4.5. In artikel 2, tweede lid, van de Afstemmingsverordening is, voor zover hier van belang, bepaald dat de hoogte van de verlaging wordt verdubbeld in geval van zeer ernstig verwijtbaar gedrag. Evenals de rechtbank ziet de Raad voldoende gronden voor toepassing van deze afstemmingsbepaling. Appellante heeft zich schuldig gemaakt aan fraude door het overleggen van valse sollicitatiebrieven. Daarbij is gelet op hetgeen in 1.3 is overwogen sprake van een derde verwijtbare gedraging van dezelfde aard binnen korte tijd. Dit leidt tot de onderhavige verlaging van 80% van de norm gedurende één maand.
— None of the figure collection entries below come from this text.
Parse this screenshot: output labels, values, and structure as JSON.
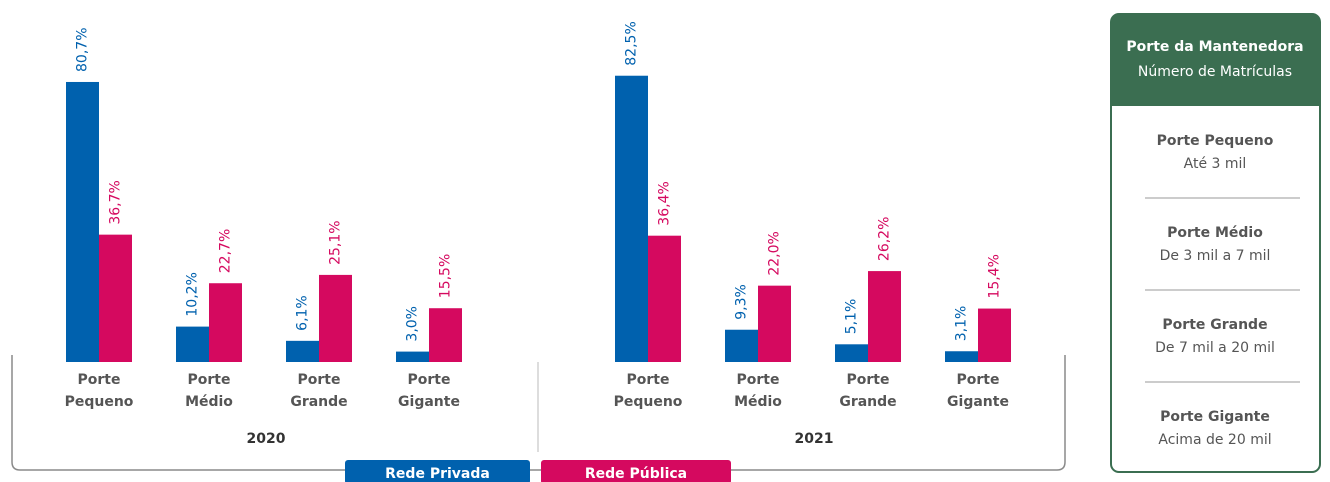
{
  "chart_data": {
    "type": "bar",
    "groups": [
      "2020",
      "2021"
    ],
    "categories": [
      "Porte Pequeno",
      "Porte Médio",
      "Porte Grande",
      "Porte Gigante",
      "Porte Pequeno",
      "Porte Médio",
      "Porte Grande",
      "Porte Gigante"
    ],
    "series": [
      {
        "name": "Rede Privada",
        "color": "#0061ae",
        "values": [
          80.7,
          10.2,
          6.1,
          3.0,
          82.5,
          9.3,
          5.1,
          3.1
        ],
        "value_labels": [
          "80,7%",
          "10,2%",
          "6,1%",
          "3,0%",
          "82,5%",
          "9,3%",
          "5,1%",
          "3,1%"
        ]
      },
      {
        "name": "Rede Pública",
        "color": "#d5095f",
        "values": [
          36.7,
          22.7,
          25.1,
          15.5,
          36.4,
          22.0,
          26.2,
          15.4
        ],
        "value_labels": [
          "36,7%",
          "22,7%",
          "25,1%",
          "15,5%",
          "36,4%",
          "22,0%",
          "26,2%",
          "15,4%"
        ]
      }
    ]
  },
  "legend_table": {
    "header": {
      "title": "Porte da Mantenedora",
      "subtitle": "Número de Matrículas"
    },
    "rows": [
      {
        "title": "Porte Pequeno",
        "subtitle": "Até 3 mil"
      },
      {
        "title": "Porte Médio",
        "subtitle": "De 3 mil a 7 mil"
      },
      {
        "title": "Porte Grande",
        "subtitle": "De 7 mil a 20 mil"
      },
      {
        "title": "Porte Gigante",
        "subtitle": "Acima de 20 mil"
      }
    ]
  }
}
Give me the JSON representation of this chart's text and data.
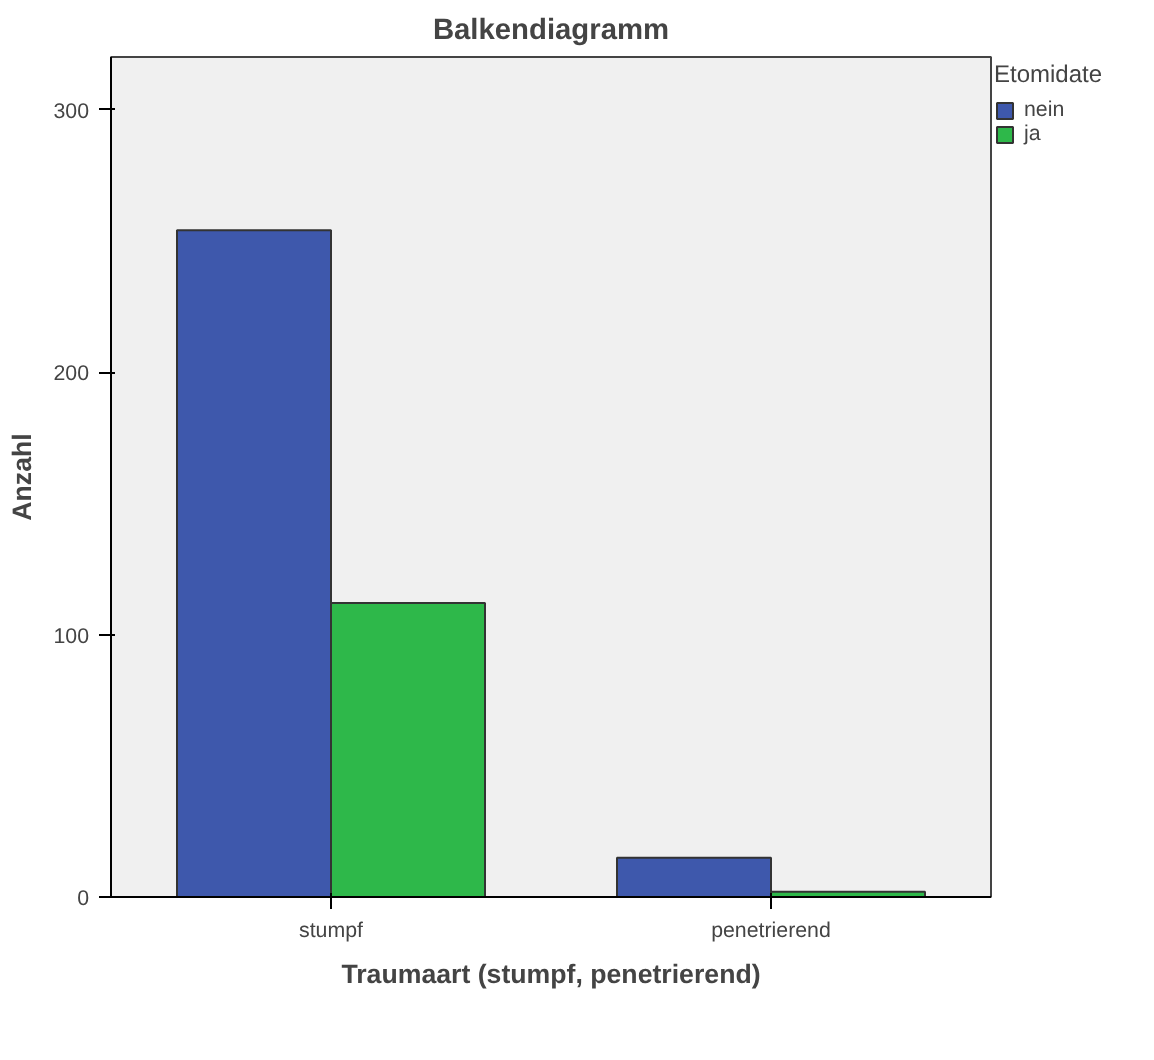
{
  "chart_data": {
    "type": "bar",
    "title": "Balkendiagramm",
    "xlabel": "Traumaart (stumpf, penetrierend)",
    "ylabel": "Anzahl",
    "legend_title": "Etomidate",
    "categories": [
      "stumpf",
      "penetrierend"
    ],
    "series": [
      {
        "name": "nein",
        "color": "#3e58ac",
        "values": [
          254,
          15
        ]
      },
      {
        "name": "ja",
        "color": "#2eb84a",
        "values": [
          112,
          2
        ]
      }
    ],
    "ylim": [
      0,
      320
    ],
    "yticks": [
      0,
      100,
      200,
      300
    ],
    "grid": false,
    "legend": "top right"
  }
}
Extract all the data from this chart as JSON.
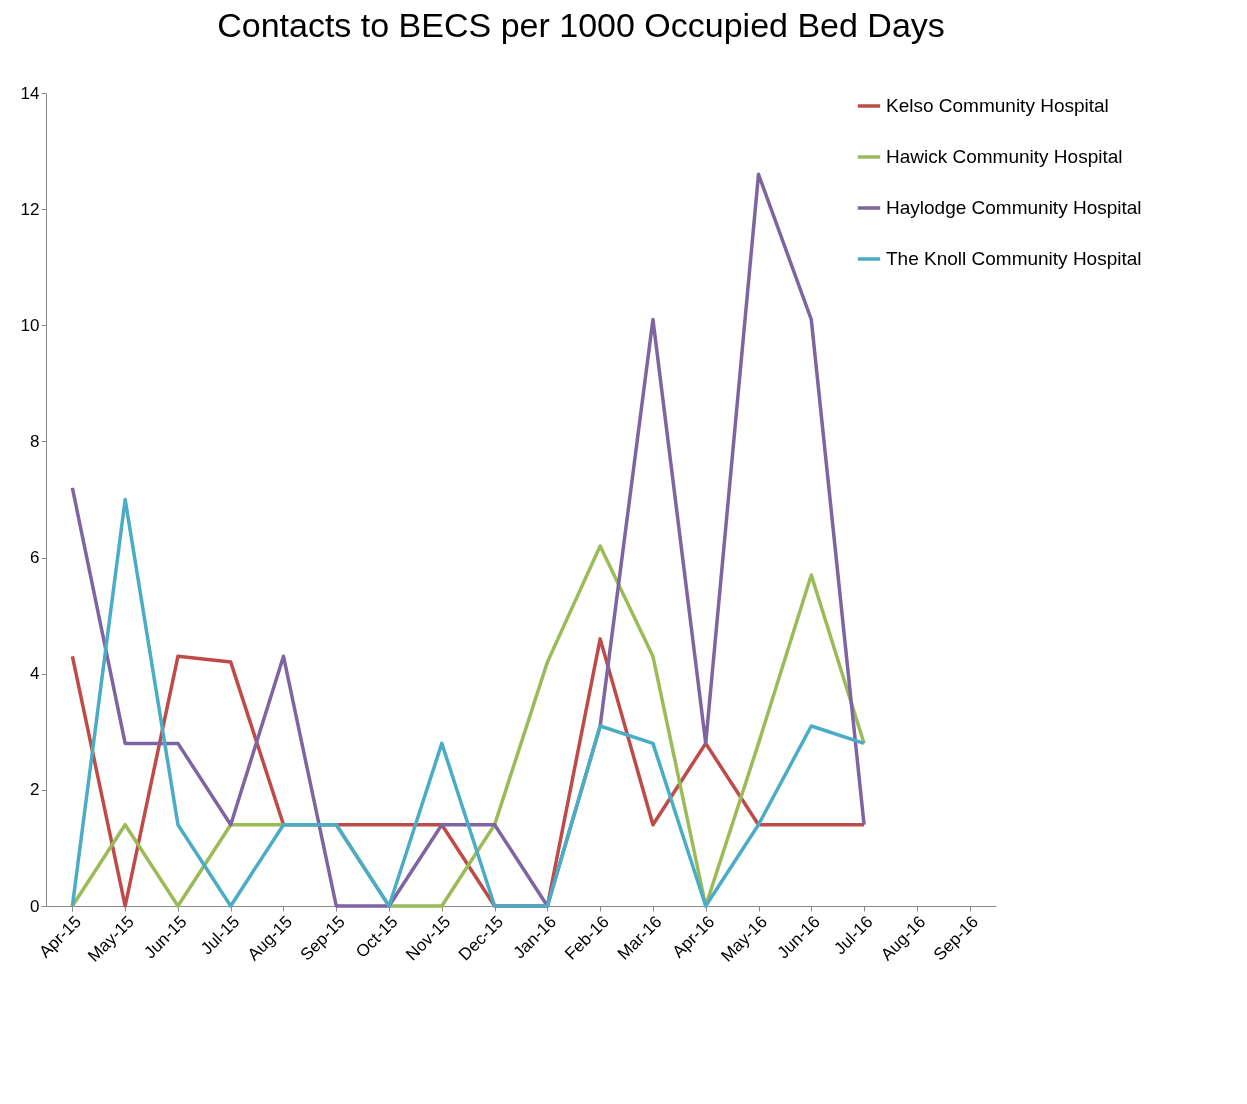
{
  "chart_data": {
    "type": "line",
    "title": "Contacts to BECS per 1000 Occupied Bed Days",
    "categories": [
      "Apr-15",
      "May-15",
      "Jun-15",
      "Jul-15",
      "Aug-15",
      "Sep-15",
      "Oct-15",
      "Nov-15",
      "Dec-15",
      "Jan-16",
      "Feb-16",
      "Mar-16",
      "Apr-16",
      "May-16",
      "Jun-16",
      "Jul-16",
      "Aug-16",
      "Sep-16"
    ],
    "series": [
      {
        "name": "Kelso Community Hospital",
        "color": "#be4b48",
        "values": [
          4.3,
          0,
          4.3,
          4.2,
          1.4,
          1.4,
          1.4,
          1.4,
          0,
          0,
          4.6,
          1.4,
          2.8,
          1.4,
          1.4,
          1.4,
          null,
          null
        ]
      },
      {
        "name": "Hawick Community Hospital",
        "color": "#9bbb59",
        "values": [
          0,
          1.4,
          0,
          1.4,
          1.4,
          1.4,
          0,
          0,
          1.4,
          4.2,
          6.2,
          4.3,
          0,
          2.8,
          5.7,
          2.8,
          null,
          null
        ]
      },
      {
        "name": "Haylodge Community Hospital",
        "color": "#7f64a2",
        "values": [
          7.2,
          2.8,
          2.8,
          1.4,
          4.3,
          0,
          0,
          1.4,
          1.4,
          0,
          3.1,
          10.1,
          2.8,
          12.6,
          10.1,
          1.4,
          null,
          null
        ]
      },
      {
        "name": "The Knoll Community Hospital",
        "color": "#4bacc6",
        "values": [
          0,
          7,
          1.4,
          0,
          1.4,
          1.4,
          0,
          2.8,
          0,
          0,
          3.1,
          2.8,
          0,
          1.4,
          3.1,
          2.8,
          null,
          null
        ]
      }
    ],
    "ylim": [
      0,
      14
    ],
    "yticks": [
      0,
      2,
      4,
      6,
      8,
      10,
      12,
      14
    ],
    "grid": false,
    "legend": "right",
    "marker": "none",
    "line_style": "solid"
  }
}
4.6. Met de rechtbank ziet de Raad in hetgeen door appellante is aangevoerd geen grond om te oordelen dat sprake is van dringende redenen als bedoeld in artikel 6, tweede lid, van de Afstemmingsverordening, zodat het College niet bevoegd was van het opleggen van een verlaging af te zien.
4.7. Het bovenstaande leidt tot de conclusie dat het hoger beroep niet slaagt en dat de aangevallen uitspraak moet worden bevestigd.
4.8. De Raad ziet geen aanleiding voor een veroordeling in de proceskosten.
III. BESLISSING
De Centrale Raad van Beroep;
Recht doende:
Bevestigt de aangevallen uitspraak.
Deze uitspraak is gedaan door A.B.J van der Ham als voorzitter en C. van Viegen en H.C.P. Venema als leden. De beslissing is, in tegenwoordigheid van N.L.E.M. Bynoe als griffier, uitgesproken in het openbaar op 30 september 2008.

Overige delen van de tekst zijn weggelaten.